Girl Geek Dinner #32 at Palantir
Girl Geek Dinner #32 on January 15th brought together roughly 200 women in technology, ranging from engineers, designers, marketing types; to students looking to break into the field.
Palantir treated girl geeks like queens. We were met at the door with a selection of cocktails, great food… and if you didn’t feel like you indulged enough, there was a dessert table with mousse and fruit caviar and espresso push-up pops.
Then, it was time for the talks. The speakers included Lucy Bernholz, a visiting scholar at Stanford University, who talked about disrupting philanthropy with data; Maura O’Neil, the chief innovation officer at USAID; Chelsea Geyer, a crisis tracker project developer from Resolve, who talked about the importance of vulnerable communities being able to warn each other in emergencies; and Mary Quigley, a senior business development manager who specializes in data and system security.

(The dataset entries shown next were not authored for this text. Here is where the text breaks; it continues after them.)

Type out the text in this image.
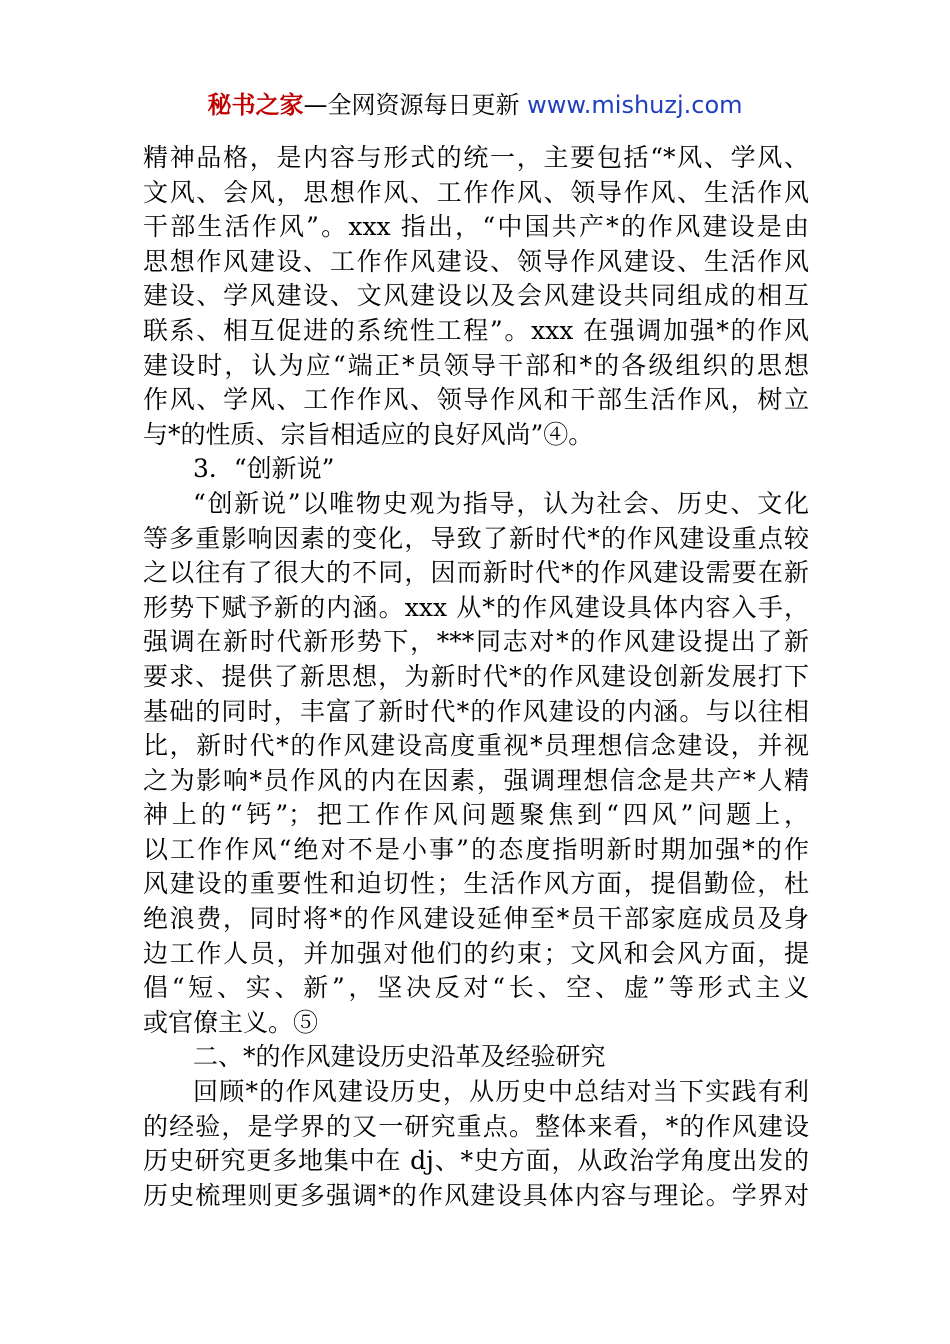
秘书之家—全网资源每日更新 www.mishuzj.com
精神品格，是内容与形式的统一，主要包括“*风、学风、
文风、会风，思想作风、工作作风、领导作风、生活作风
干部生活作风”。xxx 指出，“中国共产*的作风建设是由
思想作风建设、工作作风建设、领导作风建设、生活作风
建设、学风建设、文风建设以及会风建设共同组成的相互
联系、相互促进的系统性工程”。xxx 在强调加强*的作风
建设时，认为应“端正*员领导干部和*的各级组织的思想
作风、学风、工作作风、领导作风和干部生活作风，树立
与*的性质、宗旨相适应的良好风尚”④。
3．“创新说”
“创新说”以唯物史观为指导，认为社会、历史、文化
等多重影响因素的变化，导致了新时代*的作风建设重点较
之以往有了很大的不同，因而新时代*的作风建设需要在新
形势下赋予新的内涵。xxx 从*的作风建设具体内容入手，
强调在新时代新形势下，***同志对*的作风建设提出了新
要求、提供了新思想，为新时代*的作风建设创新发展打下
基础的同时，丰富了新时代*的作风建设的内涵。与以往相
比，新时代*的作风建设高度重视*员理想信念建设，并视
之为影响*员作风的内在因素，强调理想信念是共产*人精
神上的“钙”；把工作作风问题聚焦到“四风”问题上，
以工作作风“绝对不是小事”的态度指明新时期加强*的作
风建设的重要性和迫切性；生活作风方面，提倡勤俭，杜
绝浪费，同时将*的作风建设延伸至*员干部家庭成员及身
边工作人员，并加强对他们的约束；文风和会风方面，提
倡“短、实、新”，坚决反对“长、空、虚”等形式主义
或官僚主义。⑤
二、*的作风建设历史沿革及经验研究
回顾*的作风建设历史，从历史中总结对当下实践有利
的经验，是学界的又一研究重点。整体来看，*的作风建设
历史研究更多地集中在 dj、*史方面，从政治学角度出发的
历史梳理则更多强调*的作风建设具体内容与理论。学界对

All of the speakers were Palantir users, talking about using technology for good.
Here are some of the interesting points mentioned during the discussion (please note these are not my thoughts, but transcripts from the talks):
- There are a million and a half nonprofits in the U.S…. and they’re driven by passion.
- Impact investing is entirely dependent on shareable data.
- Data first philanthropy is the future of the social sector.
- How to use data to affect real change. More data doesn’t equal solutions.
- “We’re seeing radios on bamboo shoots. And that’s the point of technology is it adapts to its surroundings.”
- The trends are going cheaper, faster, smaller, mobile and more ubiquitous.
- There will be 1-3 billion more people on the Internet in the next decade.
- 75% of our economy is based on retail. Shopping.
- There are 7 billion phones in the world. 2 billion of those have no bank account.
- “We’re hard wired for connection. It’s an emotional thing. We desperately, desperately need to connect.”
- Why women don’t have their fair share of jobs at the top: “It’s not because they’re having babies.”
- “You think, ‘If only I was better… smarter… more connected.’ They will promote him over her. That is world we live in.”
- “You will find that you have to be fearless… It is possible to do amazing things.”
Girl geeks were then able to mingle a little while longer, create a FlipBook and check out more Palantir demos before leaving with a water bottle and canvas bag.
If you’re a female in technology and you haven’t had a chance to check out these events, I highly recommend them. They’re my favorite meetup in the Bay Area right now.